With this in mind, it will be more important now than ever for the government to ensure that it maintains its commitment to ending existing practices that currently cost the Canadian chicken industry thousands of jobs, millions of kilograms in production, millions of dollars in revenues and millions of dollars in GDP contributions to the Canadian economy.
These current practices include being able to import unlimited quantities of chicken by importing broiler chicken and falsely declaring it as spent fowl, and allowing companies to substitute high-value imported cuts with low-value domestic cuts for re-export.
Chicken Farmers of Canada was also very disappointed to learn about the unprecedented additional access that Canada had to concede for dairy products and shares the concerns that these changes will impact the overall supply management system in Canada.
When increased levels of market access are granted to supply management sectors, it weakens the import control pillar of the system, which allows farmers to safely predict imports and ensure that they produce enough to satisfy our country’s needs.

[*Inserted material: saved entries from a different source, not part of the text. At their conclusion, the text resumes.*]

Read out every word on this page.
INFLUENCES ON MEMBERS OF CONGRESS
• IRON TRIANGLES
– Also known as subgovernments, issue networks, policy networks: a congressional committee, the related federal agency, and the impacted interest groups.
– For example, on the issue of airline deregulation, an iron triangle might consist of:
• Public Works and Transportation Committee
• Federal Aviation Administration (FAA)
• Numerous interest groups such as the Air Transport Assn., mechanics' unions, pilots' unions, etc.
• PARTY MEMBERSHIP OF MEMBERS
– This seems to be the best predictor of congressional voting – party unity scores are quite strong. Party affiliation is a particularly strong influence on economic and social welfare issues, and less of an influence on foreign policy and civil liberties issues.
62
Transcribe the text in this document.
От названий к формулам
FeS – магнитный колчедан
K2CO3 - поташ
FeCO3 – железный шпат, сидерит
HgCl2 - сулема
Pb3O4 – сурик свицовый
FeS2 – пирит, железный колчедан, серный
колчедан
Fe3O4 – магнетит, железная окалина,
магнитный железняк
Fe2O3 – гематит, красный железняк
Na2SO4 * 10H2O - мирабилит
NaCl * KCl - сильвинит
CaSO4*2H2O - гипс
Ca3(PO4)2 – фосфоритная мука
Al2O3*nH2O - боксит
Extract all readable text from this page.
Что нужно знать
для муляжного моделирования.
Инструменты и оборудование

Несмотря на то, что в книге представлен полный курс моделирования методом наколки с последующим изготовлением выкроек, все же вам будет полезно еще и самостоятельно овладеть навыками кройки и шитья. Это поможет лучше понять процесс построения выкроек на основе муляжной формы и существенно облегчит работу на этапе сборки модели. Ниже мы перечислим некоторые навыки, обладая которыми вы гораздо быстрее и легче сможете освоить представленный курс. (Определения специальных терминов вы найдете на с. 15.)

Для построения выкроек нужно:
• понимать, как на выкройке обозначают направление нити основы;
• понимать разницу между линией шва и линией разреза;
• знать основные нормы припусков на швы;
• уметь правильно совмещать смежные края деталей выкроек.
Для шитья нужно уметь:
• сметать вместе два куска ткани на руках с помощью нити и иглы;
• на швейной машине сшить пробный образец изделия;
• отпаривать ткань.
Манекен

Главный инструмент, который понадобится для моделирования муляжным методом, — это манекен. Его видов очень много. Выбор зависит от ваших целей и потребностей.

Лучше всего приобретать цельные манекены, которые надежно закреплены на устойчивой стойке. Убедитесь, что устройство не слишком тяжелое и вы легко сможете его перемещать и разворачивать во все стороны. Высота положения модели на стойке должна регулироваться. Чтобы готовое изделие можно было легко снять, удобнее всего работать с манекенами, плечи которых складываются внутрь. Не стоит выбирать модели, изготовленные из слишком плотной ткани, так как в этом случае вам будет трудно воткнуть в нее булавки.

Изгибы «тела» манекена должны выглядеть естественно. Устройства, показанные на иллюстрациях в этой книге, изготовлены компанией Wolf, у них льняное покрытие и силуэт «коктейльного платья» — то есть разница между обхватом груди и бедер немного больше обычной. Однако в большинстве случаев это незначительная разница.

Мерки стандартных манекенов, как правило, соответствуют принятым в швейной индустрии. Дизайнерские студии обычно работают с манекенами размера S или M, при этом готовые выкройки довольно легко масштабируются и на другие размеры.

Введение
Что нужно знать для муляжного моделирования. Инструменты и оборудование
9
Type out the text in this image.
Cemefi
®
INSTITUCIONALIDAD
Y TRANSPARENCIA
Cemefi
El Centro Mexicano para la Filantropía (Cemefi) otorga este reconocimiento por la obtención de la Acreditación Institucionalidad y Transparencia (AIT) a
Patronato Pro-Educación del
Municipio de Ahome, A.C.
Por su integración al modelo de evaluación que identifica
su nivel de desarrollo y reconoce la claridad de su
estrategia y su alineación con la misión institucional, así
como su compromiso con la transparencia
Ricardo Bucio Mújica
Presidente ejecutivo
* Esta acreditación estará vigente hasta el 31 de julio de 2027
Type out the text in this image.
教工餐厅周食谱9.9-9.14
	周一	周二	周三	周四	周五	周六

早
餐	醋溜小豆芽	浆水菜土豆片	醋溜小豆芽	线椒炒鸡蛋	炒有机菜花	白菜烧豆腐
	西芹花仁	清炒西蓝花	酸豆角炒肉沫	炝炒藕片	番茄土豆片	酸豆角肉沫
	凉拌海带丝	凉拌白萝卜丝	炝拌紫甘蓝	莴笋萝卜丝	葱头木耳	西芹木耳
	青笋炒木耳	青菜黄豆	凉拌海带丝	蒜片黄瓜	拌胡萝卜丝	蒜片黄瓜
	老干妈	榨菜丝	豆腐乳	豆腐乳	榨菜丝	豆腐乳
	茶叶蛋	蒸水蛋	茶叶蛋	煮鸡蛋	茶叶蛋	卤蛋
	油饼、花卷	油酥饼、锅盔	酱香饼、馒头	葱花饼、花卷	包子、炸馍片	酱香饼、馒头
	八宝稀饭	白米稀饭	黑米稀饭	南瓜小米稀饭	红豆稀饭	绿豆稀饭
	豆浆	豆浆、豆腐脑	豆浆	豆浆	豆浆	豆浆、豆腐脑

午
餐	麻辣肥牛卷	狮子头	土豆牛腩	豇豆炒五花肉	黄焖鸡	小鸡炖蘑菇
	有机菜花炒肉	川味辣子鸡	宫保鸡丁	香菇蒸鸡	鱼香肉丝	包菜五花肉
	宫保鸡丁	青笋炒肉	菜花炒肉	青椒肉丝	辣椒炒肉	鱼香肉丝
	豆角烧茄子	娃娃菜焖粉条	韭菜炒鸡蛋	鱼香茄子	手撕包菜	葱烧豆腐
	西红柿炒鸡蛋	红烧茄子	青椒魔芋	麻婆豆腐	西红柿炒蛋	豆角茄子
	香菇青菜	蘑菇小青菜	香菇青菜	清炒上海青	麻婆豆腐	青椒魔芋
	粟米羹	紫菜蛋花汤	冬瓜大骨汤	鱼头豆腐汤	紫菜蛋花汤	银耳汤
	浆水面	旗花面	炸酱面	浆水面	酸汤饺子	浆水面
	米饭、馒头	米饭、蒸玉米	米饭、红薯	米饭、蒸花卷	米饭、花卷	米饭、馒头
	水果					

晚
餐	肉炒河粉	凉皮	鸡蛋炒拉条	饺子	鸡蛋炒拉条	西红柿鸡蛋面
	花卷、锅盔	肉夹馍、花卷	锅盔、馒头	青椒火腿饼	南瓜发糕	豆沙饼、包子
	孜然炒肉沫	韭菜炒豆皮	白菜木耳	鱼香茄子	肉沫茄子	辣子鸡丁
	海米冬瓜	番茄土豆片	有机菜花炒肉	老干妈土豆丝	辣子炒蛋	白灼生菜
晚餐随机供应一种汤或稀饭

“Without a predictable level of imports, and when more access is given, production decreases in Canada,” says Fontaine, “This results in lost jobs, lost production and decreased consumer access to Canadian-raised products, not to mention the reduction in the contribution to Canada’s economy.”
Over 90 per cent of Canadians believe that supply management is important for Canada’s dairy, poultry and egg farmers, and that it is important for the government to support them. Given the contributions that supply management makes to the economy, food safety, animal care and research, it makes great sense to preserve it.